= List of acts of the Northern Ireland Assembly from 2026 =

== Acts of the Northern Ireland Assembly ==

| Short title |  |  | Citation | Royal assent |
Long title
| School Uniforms (Guidelines and Allowances) Act (Northern Ireland) 2026 |  |  | 2026 c. 1 (N.I.) | 19 February 2026 |
An Act to make provision for binding guidelines on school uniform policies to be issued by the Department of Education and to extend eligibility for school clothing allowances payable by the Education Authority.

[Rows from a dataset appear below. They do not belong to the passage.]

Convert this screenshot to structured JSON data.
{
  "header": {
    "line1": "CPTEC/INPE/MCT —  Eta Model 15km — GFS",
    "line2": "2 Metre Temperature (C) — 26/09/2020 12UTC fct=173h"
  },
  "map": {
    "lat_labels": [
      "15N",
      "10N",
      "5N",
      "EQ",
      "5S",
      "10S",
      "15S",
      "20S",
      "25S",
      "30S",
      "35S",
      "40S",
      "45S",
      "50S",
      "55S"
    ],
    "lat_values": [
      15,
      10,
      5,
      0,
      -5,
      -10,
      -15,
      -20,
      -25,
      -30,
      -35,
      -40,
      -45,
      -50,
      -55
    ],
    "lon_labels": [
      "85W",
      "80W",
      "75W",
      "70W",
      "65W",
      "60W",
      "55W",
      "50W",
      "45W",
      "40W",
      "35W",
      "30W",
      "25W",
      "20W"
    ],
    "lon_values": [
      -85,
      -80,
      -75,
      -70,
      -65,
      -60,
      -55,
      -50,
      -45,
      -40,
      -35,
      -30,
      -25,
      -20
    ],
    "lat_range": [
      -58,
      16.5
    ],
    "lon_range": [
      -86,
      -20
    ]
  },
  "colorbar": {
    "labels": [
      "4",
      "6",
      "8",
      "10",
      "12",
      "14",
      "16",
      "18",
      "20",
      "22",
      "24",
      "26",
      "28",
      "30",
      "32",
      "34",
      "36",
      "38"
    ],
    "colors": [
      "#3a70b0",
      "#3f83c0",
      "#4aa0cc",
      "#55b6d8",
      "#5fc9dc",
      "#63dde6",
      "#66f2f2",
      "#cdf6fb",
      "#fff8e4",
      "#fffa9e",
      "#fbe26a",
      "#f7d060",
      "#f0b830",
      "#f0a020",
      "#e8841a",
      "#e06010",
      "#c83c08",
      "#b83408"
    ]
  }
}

| Deaths, Still-Births and Baby Loss Act (Northern Ireland) 2026 |  |  | 2026 c. 2 (N.I.) | 25 February 2026 |
An Act to amend the law relating to the manner of notification of deaths, still-births and births and the manner of giving particulars relating to them; and to make provision for the issue of certificates recognising the loss of a baby.

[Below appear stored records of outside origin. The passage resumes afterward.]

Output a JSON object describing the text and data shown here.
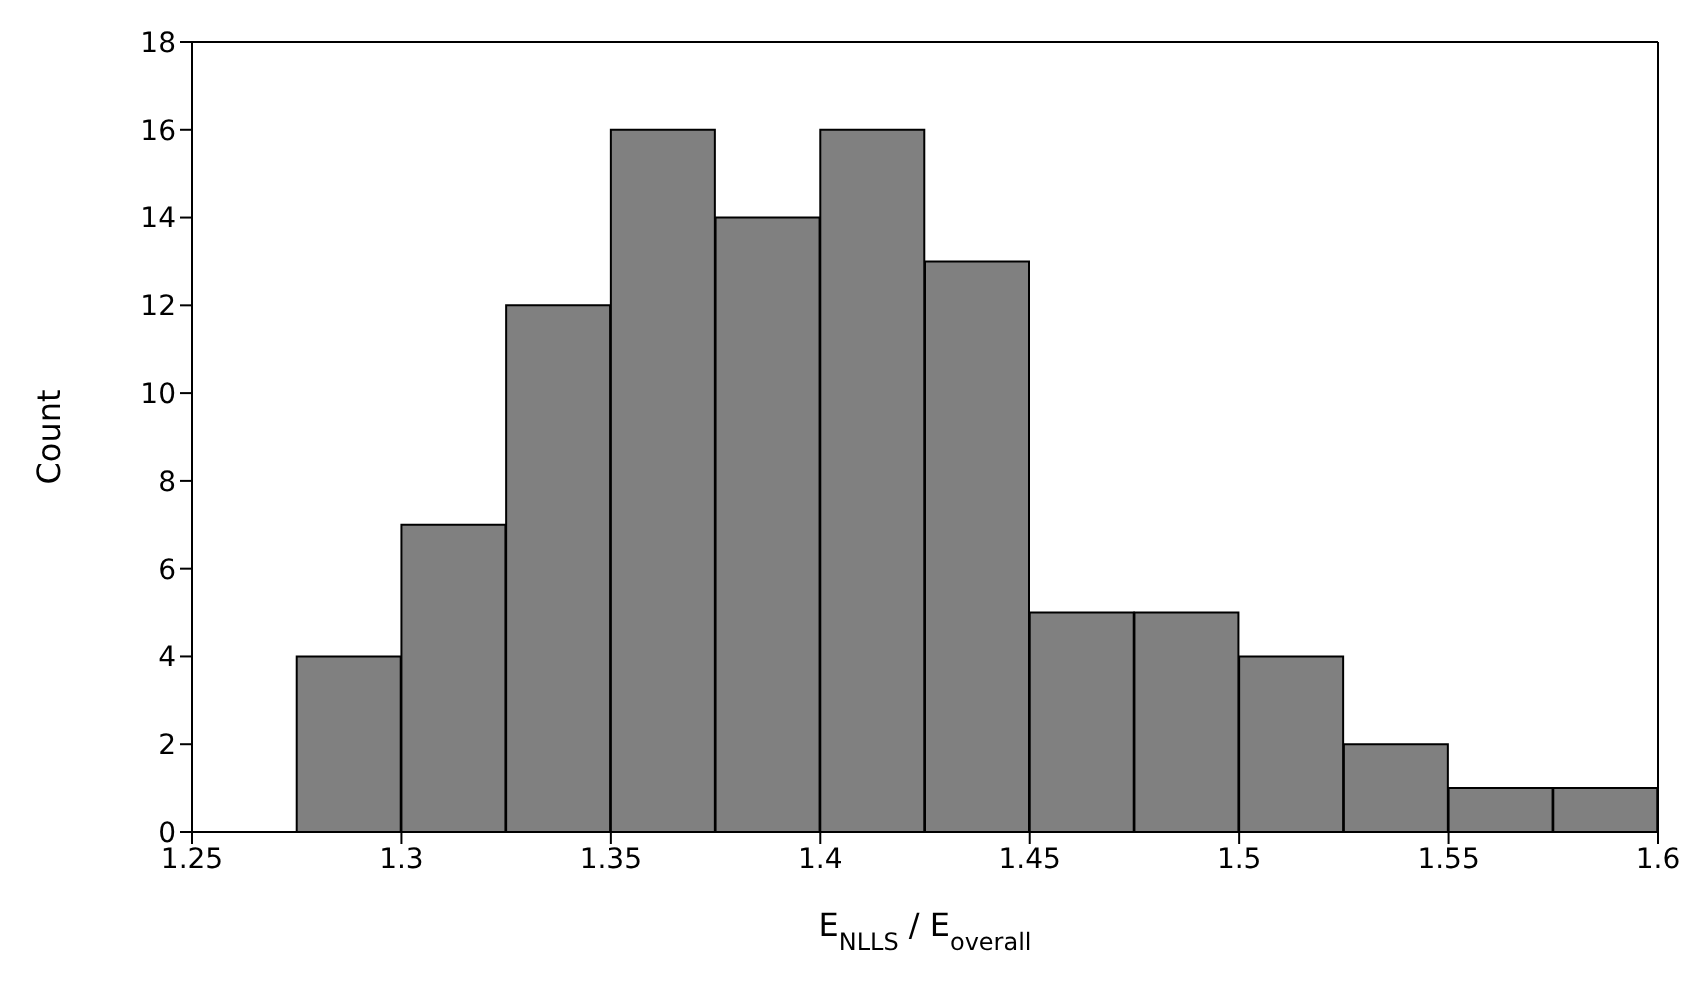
{
  "chart_data": {
    "type": "histogram",
    "xlabel": "E$_{NLLS}$ / E$_{overall}$",
    "ylabel": "Count",
    "bins": [
      1.275,
      1.3,
      1.325,
      1.35,
      1.375,
      1.4,
      1.425,
      1.45,
      1.475,
      1.5,
      1.525,
      1.55,
      1.575,
      1.6
    ],
    "values": [
      4,
      7,
      12,
      16,
      14,
      16,
      13,
      5,
      5,
      4,
      2,
      1,
      1
    ],
    "color": "#808080",
    "xlim": [
      1.25,
      1.6
    ],
    "xticks": [
      {
        "value": 1.25,
        "label": "1.25"
      },
      {
        "value": 1.3,
        "label": "1.3"
      },
      {
        "value": 1.35,
        "label": "1.35"
      },
      {
        "value": 1.4,
        "label": "1.4"
      },
      {
        "value": 1.45,
        "label": "1.45"
      },
      {
        "value": 1.5,
        "label": "1.5"
      },
      {
        "value": 1.55,
        "label": "1.55"
      },
      {
        "value": 1.6,
        "label": "1.6"
      }
    ],
    "ylim": [
      0,
      18
    ],
    "yticks": [
      0,
      2,
      4,
      6,
      8,
      10,
      12,
      14,
      16,
      18
    ],
    "grid": false,
    "legend": false
  }
}
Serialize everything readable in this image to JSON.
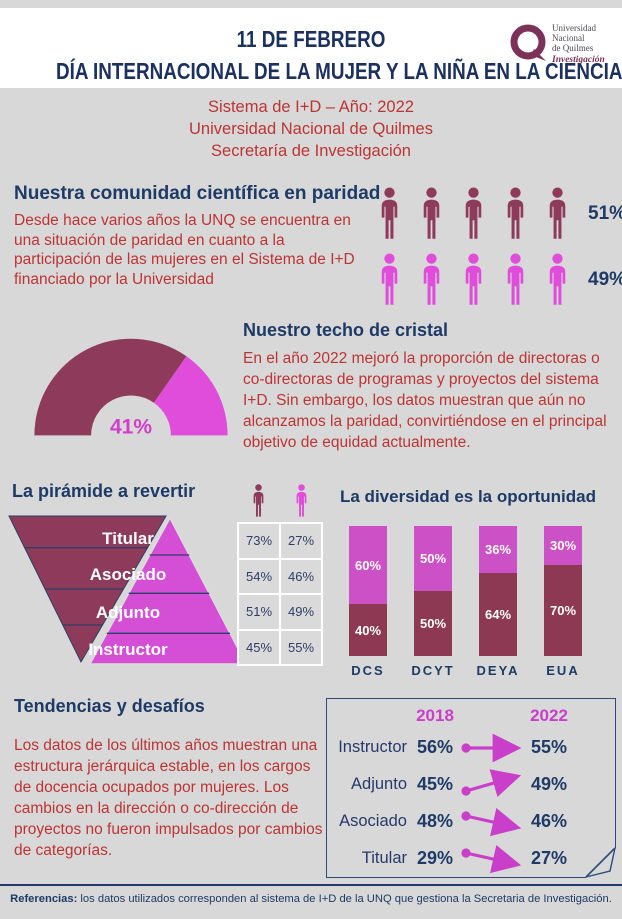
{
  "colors": {
    "background": "#d8d8d8",
    "band": "#ffffff",
    "navy": "#1e3a66",
    "red": "#bc3434",
    "maroon": "#8e3a5a",
    "magenta_bright": "#e04ddb",
    "pyramid_magenta": "#d44fd6",
    "bar_magenta": "#cc50c6",
    "bar_maroon": "#8d3954",
    "trend_magenta": "#c93fc9",
    "logo_plum": "#7c3158"
  },
  "header": {
    "title_line1": "11 DE FEBRERO",
    "title_line2": "DÍA INTERNACIONAL DE LA MUJER Y LA NIÑA EN LA CIENCIA",
    "logo": {
      "line1": "Universidad",
      "line2": "Nacional",
      "line3": "de Quilmes",
      "line4": "Investigación"
    }
  },
  "subtitle": {
    "line1": "Sistema de I+D – Año: 2022",
    "line2": "Universidad Nacional de Quilmes",
    "line3": "Secretaría de Investigación"
  },
  "paridad": {
    "heading": "Nuestra comunidad científica en paridad",
    "body": "Desde hace varios años la UNQ se encuentra en una situación de paridad en cuanto a la participación de las mujeres en el Sistema de I+D financiado por la Universidad",
    "men_count": 5,
    "women_count": 5,
    "men_pct": "51%",
    "women_pct": "49%"
  },
  "techo": {
    "heading": "Nuestro techo de cristal",
    "body": "En el año 2022 mejoró la proporción de directoras o co-directoras de programas y proyectos del sistema I+D. Sin embargo, los datos muestran que aún no alcanzamos la paridad, convirtiéndose en el principal objetivo de equidad actualmente.",
    "gauge_label": "41%"
  },
  "piramide": {
    "heading": "La pirámide a revertir",
    "levels": [
      "Titular",
      "Asociado",
      "Adjunto",
      "Instructor"
    ],
    "table_rows": [
      [
        "73%",
        "27%"
      ],
      [
        "54%",
        "46%"
      ],
      [
        "51%",
        "49%"
      ],
      [
        "45%",
        "55%"
      ]
    ]
  },
  "diversidad": {
    "heading": "La diversidad es la oportunidad"
  },
  "tendencias": {
    "heading": "Tendencias y desafíos",
    "body": "Los datos de los últimos años muestran una estructura jerárquica estable, en los cargos de docencia ocupados por mujeres. Los cambios en la dirección o co-dirección de proyectos no fueron impulsados por cambios de categorías.",
    "year_headers": [
      "2018",
      "2022"
    ],
    "rows": [
      {
        "label": "Instructor",
        "v2018": "56%",
        "v2022": "55%",
        "trend": "flat"
      },
      {
        "label": "Adjunto",
        "v2018": "45%",
        "v2022": "49%",
        "trend": "up"
      },
      {
        "label": "Asociado",
        "v2018": "48%",
        "v2022": "46%",
        "trend": "down"
      },
      {
        "label": "Titular",
        "v2018": "29%",
        "v2022": "27%",
        "trend": "down"
      }
    ]
  },
  "footer": {
    "bold": "Referencias:",
    "text": " los datos utilizados corresponden al sistema de I+D de la UNQ que gestiona la Secretaria de Investigación."
  },
  "chart_data": [
    {
      "id": "paridad",
      "type": "pictogram",
      "title": "Nuestra comunidad científica en paridad",
      "categories": [
        "fila bordó (5 íconos)",
        "fila magenta (5 íconos)"
      ],
      "values": [
        51,
        49
      ],
      "unit": "%"
    },
    {
      "id": "techo",
      "type": "gauge",
      "title": "Nuestro techo de cristal",
      "value": 41,
      "unit": "%",
      "range": [
        0,
        100
      ]
    },
    {
      "id": "piramide",
      "type": "table",
      "title": "La pirámide a revertir",
      "categories": [
        "Titular",
        "Asociado",
        "Adjunto",
        "Instructor"
      ],
      "series": [
        {
          "name": "columna ícono bordó",
          "values": [
            73,
            54,
            51,
            45
          ]
        },
        {
          "name": "columna ícono magenta",
          "values": [
            27,
            46,
            49,
            55
          ]
        }
      ],
      "unit": "%"
    },
    {
      "id": "diversidad",
      "type": "bar",
      "subtype": "stacked",
      "title": "La diversidad es la oportunidad",
      "categories": [
        "DCS",
        "DCYT",
        "DEYA",
        "EUA"
      ],
      "series": [
        {
          "name": "segmento magenta (superior)",
          "values": [
            60,
            50,
            36,
            30
          ],
          "color": "#cc50c6"
        },
        {
          "name": "segmento bordó (inferior)",
          "values": [
            40,
            50,
            64,
            70
          ],
          "color": "#8d3954"
        }
      ],
      "unit": "%",
      "ylim": [
        0,
        100
      ],
      "grid": false,
      "legend": "none"
    },
    {
      "id": "tendencias",
      "type": "table",
      "title": "Tendencias y desafíos",
      "categories": [
        "Instructor",
        "Adjunto",
        "Asociado",
        "Titular"
      ],
      "series": [
        {
          "name": "2018",
          "values": [
            56,
            45,
            48,
            29
          ]
        },
        {
          "name": "2022",
          "values": [
            55,
            49,
            46,
            27
          ]
        }
      ],
      "unit": "%"
    }
  ]
}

| Budget Act (Northern Ireland) 2026 |  |  | 2026 c. 3 (N.I.) | 20 March 2026 |
An Act to authorise the use for the public service of certain resources for the years ending 31 March 2026 and 2027 (including, for the year ending 31 March 2026, income); to authorise the issue out of the Consolidated Fund of certain sums for the service of those years; to authorise the use of those sums for specified purposes; and to authorise the Department of Finance to borrow on the credit of those sums.
| Hospital Parking Charges Act (Northern Ireland) 2026 |  |  | 2026 c. 4 (N.I.) | 6 May 2026 |
An Act to further postpone the ban under the Hospital Parking Charges Act (Northern Ireland) 2022 on charging money for parking vehicles in hospital car parks.
| RHI (Closure of Non-Domestic Scheme) Act (Northern Ireland) 2026 |  |  | 2026 c. 5 (N.I.) | 17 June 2026 |
An Act to enable the Department for the Economy to make regulations to close the Non-Domestic RHI Scheme.